Each of Peggle's levels follows a formula. Easy-on-the-eyes background artwork (themed to one of 10 host characters), a ball-launcher at the top of the screen, a playing field filled with color-coded, pachinko-style pegs (along with occasional barriers and/or moving targets), and a ball-catching bucket moving back and forth across the bottom of the screen. The basic idea is to pick a launch angle, send the ball bouncing and jouncing and pinging and ponging from peg to peg (clearing said pegs, making the playfield that much sparser -- and harder), collect as many points as possible through foresight, skill and sheer, drooling-idiot luck, and maybe even pot the ball in the roving bucket below for a extra/free ball. Once you determine the launch angle and make the shot, the only thing to do is watch for cause-and-effect -- but you can't call it a luck-based game.
An introductory Adventure mode gradually introduces new players to the base mechanics, point-snagging tips and tricks, and, most importantly, the distinct power-ups offered by each level's host. What begins as a cute and seemingly luck/fluff-based "casual-gaming" time-waster gradually reveals bonus layers of challenge, complexity and replayability that absolutely dwarf the main gameplay mode (no easy feat itself).
And like other deceptively-simple, deceptively-kiddie-looking games -- the brilliant Worms series comes to mind -- Peggle is very easy to begin playing. It's also very easy to convince yourself by the end of Adventure Mode that you know what you're doing. After all, you've mastered bank shots off the screen edges, right? You've managed to clear all the pegs, right?

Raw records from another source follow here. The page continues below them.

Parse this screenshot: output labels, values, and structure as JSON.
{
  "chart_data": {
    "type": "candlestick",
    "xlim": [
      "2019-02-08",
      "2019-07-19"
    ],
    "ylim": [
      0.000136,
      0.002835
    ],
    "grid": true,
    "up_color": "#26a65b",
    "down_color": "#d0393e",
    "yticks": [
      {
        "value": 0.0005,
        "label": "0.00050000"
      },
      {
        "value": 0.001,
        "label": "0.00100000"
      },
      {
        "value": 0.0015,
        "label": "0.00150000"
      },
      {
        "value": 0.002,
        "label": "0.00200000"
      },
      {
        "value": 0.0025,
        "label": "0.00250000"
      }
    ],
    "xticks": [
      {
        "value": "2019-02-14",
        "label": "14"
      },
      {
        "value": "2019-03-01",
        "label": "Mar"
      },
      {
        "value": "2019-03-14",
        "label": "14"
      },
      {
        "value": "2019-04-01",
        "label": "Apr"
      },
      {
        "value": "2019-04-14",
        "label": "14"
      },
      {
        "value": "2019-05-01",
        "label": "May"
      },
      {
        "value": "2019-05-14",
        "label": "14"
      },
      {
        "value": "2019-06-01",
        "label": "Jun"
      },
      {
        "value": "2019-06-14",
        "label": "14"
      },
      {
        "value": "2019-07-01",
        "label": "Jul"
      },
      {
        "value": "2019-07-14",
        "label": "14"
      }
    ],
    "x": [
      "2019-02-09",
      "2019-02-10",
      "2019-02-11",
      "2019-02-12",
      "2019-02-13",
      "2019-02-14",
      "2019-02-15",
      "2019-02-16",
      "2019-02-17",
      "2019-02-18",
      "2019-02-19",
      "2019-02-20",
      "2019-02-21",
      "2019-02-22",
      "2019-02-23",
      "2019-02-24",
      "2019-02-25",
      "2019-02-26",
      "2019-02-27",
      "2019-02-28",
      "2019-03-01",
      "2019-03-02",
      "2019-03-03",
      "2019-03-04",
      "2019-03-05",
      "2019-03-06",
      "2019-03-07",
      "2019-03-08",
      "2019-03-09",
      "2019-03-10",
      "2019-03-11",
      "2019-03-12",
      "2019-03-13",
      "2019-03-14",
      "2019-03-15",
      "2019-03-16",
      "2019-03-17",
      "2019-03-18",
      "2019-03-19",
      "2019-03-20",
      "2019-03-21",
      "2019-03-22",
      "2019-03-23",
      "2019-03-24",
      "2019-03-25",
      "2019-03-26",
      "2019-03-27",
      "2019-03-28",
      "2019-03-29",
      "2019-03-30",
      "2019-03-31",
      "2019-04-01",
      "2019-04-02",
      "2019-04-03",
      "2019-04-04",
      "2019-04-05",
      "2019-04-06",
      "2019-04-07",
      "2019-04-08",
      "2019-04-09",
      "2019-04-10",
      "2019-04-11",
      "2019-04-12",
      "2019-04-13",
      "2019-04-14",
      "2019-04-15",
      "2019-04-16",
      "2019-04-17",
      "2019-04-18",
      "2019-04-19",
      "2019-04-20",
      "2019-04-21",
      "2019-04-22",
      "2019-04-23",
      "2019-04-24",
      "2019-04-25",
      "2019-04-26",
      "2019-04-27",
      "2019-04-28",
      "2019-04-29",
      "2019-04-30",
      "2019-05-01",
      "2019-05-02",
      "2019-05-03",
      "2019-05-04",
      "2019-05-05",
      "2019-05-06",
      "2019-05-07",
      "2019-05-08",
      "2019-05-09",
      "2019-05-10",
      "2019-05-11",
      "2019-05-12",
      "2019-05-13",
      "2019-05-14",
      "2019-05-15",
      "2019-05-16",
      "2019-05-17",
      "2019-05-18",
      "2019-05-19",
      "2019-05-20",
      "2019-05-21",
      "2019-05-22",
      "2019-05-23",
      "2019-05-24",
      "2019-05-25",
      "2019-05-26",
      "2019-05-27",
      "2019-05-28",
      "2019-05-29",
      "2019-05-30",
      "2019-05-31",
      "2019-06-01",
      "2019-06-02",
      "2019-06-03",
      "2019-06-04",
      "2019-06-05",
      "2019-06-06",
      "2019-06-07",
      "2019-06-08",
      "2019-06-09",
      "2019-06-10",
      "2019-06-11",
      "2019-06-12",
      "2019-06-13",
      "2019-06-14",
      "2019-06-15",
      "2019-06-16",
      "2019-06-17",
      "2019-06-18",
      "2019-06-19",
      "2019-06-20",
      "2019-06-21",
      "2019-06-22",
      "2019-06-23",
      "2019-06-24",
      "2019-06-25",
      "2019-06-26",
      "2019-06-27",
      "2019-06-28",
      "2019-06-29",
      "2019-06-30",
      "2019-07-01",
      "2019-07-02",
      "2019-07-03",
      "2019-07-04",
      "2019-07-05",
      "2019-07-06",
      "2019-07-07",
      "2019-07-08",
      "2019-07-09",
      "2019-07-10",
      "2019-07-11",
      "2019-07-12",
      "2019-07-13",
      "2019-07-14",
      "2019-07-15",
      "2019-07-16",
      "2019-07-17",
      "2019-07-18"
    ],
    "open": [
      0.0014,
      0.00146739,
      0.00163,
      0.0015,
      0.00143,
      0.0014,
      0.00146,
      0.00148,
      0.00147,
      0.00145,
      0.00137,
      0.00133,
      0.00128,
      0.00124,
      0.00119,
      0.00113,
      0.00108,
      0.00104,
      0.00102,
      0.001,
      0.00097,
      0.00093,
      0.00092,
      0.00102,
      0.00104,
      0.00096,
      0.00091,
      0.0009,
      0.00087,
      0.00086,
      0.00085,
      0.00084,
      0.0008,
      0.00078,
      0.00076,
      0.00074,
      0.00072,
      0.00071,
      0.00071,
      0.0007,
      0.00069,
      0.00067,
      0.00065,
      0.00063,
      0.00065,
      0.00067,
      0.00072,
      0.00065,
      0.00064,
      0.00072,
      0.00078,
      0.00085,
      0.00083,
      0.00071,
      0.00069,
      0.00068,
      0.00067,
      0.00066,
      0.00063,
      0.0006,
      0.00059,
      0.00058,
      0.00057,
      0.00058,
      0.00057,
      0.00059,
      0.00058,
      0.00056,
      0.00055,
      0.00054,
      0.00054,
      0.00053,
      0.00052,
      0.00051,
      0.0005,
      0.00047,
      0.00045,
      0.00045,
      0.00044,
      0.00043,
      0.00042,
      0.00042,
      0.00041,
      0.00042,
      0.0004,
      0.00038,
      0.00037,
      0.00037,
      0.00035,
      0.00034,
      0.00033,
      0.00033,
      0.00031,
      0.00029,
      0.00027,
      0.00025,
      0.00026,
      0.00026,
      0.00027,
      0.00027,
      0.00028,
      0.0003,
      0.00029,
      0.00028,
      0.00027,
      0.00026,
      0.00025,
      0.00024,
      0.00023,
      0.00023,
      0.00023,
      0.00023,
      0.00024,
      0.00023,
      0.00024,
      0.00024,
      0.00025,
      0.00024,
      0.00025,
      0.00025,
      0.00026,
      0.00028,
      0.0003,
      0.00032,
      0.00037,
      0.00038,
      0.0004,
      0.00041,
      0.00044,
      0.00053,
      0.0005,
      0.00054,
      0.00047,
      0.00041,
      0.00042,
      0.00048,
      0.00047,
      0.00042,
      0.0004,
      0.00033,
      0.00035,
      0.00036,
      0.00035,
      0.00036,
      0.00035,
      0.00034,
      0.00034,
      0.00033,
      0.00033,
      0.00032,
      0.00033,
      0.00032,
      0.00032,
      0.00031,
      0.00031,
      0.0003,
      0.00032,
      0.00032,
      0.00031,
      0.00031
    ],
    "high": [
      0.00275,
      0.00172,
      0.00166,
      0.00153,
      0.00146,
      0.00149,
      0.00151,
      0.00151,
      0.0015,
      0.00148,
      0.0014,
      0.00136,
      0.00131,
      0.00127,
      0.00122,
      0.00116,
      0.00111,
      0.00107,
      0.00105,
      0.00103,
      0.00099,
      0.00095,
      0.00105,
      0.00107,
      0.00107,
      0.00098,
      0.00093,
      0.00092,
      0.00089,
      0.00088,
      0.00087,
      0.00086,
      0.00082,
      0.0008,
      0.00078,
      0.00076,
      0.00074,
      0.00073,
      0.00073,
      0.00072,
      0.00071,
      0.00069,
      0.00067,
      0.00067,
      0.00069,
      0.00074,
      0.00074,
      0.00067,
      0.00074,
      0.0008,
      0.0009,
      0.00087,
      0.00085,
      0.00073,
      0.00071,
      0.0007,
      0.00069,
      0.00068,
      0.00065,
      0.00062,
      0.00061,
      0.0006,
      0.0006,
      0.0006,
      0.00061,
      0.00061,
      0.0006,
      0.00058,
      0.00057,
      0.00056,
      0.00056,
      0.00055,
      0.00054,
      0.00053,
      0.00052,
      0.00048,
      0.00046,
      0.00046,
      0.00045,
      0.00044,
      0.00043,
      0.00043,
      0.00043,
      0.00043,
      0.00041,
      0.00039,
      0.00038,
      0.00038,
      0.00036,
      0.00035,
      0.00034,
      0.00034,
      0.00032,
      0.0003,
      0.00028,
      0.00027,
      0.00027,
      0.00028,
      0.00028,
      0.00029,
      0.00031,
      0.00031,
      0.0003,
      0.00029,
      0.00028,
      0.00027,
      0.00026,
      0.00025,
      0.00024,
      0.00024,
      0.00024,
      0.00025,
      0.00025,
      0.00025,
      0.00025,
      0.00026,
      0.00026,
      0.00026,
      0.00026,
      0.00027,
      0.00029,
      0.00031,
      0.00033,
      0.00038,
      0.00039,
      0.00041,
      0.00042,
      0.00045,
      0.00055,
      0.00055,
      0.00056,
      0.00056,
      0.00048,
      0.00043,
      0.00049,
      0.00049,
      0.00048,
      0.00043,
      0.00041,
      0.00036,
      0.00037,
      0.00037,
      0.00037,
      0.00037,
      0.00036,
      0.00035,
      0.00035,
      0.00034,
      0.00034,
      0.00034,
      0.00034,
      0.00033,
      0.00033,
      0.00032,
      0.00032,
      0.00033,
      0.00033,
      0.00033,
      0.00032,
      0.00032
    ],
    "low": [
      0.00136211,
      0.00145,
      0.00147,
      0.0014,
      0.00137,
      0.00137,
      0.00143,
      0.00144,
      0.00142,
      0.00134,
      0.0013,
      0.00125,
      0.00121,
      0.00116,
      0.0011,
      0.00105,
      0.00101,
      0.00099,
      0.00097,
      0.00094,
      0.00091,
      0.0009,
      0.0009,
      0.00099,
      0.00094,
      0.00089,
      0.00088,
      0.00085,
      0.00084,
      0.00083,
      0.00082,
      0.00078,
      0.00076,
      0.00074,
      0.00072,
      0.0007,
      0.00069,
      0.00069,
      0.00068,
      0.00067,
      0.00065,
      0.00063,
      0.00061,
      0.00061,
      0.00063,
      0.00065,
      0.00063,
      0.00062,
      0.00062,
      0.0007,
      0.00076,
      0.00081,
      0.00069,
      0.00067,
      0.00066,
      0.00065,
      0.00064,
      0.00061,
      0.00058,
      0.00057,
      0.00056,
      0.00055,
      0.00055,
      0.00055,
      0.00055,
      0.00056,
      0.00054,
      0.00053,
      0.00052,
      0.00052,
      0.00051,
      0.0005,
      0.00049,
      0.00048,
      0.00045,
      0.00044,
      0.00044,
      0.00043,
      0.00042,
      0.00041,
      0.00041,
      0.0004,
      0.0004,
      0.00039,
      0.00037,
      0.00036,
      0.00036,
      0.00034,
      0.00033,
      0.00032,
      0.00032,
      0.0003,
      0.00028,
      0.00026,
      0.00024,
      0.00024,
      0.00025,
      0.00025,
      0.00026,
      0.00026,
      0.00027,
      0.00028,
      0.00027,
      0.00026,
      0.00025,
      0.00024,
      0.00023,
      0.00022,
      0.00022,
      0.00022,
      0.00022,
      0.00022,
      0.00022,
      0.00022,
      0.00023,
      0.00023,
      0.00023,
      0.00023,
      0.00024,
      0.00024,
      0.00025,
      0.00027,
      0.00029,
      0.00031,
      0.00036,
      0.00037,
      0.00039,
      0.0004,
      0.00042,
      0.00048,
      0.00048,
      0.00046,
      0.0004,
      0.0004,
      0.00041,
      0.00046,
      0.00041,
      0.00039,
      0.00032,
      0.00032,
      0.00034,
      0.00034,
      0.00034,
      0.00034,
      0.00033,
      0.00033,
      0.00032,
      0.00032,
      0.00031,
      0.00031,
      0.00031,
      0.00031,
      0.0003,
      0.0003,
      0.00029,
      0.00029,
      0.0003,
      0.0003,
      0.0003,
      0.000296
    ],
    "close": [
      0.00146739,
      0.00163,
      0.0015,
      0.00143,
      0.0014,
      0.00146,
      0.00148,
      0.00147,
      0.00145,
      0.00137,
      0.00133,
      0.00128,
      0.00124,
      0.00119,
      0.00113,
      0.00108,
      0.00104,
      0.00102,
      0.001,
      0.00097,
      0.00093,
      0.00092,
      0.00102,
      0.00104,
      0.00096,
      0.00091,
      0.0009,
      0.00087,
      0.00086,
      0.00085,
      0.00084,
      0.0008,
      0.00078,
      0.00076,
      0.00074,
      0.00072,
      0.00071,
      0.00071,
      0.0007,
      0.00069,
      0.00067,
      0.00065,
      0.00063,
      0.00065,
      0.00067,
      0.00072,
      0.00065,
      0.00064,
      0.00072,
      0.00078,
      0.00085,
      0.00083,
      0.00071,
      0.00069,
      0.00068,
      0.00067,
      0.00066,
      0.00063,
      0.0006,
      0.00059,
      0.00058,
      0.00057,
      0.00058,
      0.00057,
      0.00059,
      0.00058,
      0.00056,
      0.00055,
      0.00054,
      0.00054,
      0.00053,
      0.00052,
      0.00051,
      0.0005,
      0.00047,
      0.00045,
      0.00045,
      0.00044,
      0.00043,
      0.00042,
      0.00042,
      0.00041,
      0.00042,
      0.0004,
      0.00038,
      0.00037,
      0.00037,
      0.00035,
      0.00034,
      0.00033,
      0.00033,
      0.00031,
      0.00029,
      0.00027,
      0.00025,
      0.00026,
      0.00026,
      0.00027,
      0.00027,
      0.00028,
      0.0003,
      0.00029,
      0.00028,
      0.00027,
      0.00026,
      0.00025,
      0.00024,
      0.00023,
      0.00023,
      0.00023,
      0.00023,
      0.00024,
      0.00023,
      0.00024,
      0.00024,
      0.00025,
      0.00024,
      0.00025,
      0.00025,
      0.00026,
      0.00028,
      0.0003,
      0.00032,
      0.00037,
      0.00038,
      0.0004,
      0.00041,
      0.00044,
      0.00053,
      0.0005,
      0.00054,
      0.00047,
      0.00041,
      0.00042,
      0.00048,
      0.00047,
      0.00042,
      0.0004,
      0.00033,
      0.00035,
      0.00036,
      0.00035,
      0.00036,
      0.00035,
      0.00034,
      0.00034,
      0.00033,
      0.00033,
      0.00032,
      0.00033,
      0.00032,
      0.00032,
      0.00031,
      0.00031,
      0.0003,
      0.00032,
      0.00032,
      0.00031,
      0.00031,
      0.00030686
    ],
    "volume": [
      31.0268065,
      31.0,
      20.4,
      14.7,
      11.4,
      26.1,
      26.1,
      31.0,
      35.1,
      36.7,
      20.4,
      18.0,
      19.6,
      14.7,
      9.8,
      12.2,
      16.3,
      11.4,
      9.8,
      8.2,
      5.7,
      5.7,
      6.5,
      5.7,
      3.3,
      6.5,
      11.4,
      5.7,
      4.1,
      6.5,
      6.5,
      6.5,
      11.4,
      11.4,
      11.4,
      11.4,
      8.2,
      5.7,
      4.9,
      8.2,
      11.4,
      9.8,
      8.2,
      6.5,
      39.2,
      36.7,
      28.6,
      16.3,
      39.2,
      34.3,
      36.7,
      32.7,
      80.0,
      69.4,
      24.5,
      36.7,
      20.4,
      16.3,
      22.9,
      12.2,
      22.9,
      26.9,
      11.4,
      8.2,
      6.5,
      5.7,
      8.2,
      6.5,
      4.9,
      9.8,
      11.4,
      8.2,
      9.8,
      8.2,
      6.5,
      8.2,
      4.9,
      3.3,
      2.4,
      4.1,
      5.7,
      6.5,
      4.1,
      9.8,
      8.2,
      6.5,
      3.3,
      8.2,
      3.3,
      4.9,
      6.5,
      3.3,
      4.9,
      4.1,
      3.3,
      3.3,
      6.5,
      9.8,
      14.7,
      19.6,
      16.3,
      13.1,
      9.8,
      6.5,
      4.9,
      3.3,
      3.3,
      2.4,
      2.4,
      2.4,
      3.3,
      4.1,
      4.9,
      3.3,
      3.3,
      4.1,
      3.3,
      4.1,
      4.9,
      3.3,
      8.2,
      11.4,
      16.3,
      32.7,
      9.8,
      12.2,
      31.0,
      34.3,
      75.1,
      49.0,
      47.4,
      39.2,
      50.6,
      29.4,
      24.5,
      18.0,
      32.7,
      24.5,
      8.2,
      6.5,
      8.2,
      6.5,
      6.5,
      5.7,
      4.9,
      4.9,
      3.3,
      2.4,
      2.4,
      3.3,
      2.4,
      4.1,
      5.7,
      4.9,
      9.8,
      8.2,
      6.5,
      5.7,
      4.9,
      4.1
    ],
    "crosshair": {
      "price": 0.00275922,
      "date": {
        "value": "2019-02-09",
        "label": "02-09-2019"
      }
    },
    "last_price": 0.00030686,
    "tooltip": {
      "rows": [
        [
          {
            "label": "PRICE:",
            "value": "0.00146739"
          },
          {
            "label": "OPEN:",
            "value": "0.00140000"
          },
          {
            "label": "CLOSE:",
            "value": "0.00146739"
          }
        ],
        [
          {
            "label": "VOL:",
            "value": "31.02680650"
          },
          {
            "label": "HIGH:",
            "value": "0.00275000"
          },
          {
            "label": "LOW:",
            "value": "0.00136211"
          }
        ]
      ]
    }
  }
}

Bah. Each level completed is later thrown back in your face with a new challenging twist. Get all the orange pegs, for example, get
all the pegs period, score 250,000 points, score 350,000 points, clear the screen --with only two shots instead ten! In fact, the bonus challenges go on, ramping up in difficulty until they seem impossible, but there's
always a way to pull it off. Think, dammit, think.
By the time you hit the levels of seemingly-endless Bonus challenges, it's all about your eye for angles, your predictive skills, and the crazy power-ups offered by the characters. One offers a "Spooky Ball" that makes a second pass at the screen to
Tocatta and Fugue in D Minor. Another spins a carny wheel for bonus shots, multi-balls or triple points. One detonates all nearby pegs in a "space blast." Still another simply "zens up" your initial angle for the best foreseeable short-term flight path. Some of them are invaluable for certain levels, while others seem useless, but eventually you'll find a reason for resorting to most of them at least once.
Finally, the level of obvious pre-release playtesting, balancing and general polish in Peggle puts many big-name console developers to shame: Graphics are flawless, audio is crisp and clear, the physics are amazingly fluid... all this in a game that exudes challenge and tension despite "controls" that consist largely of a single mouse click per level. Amazing.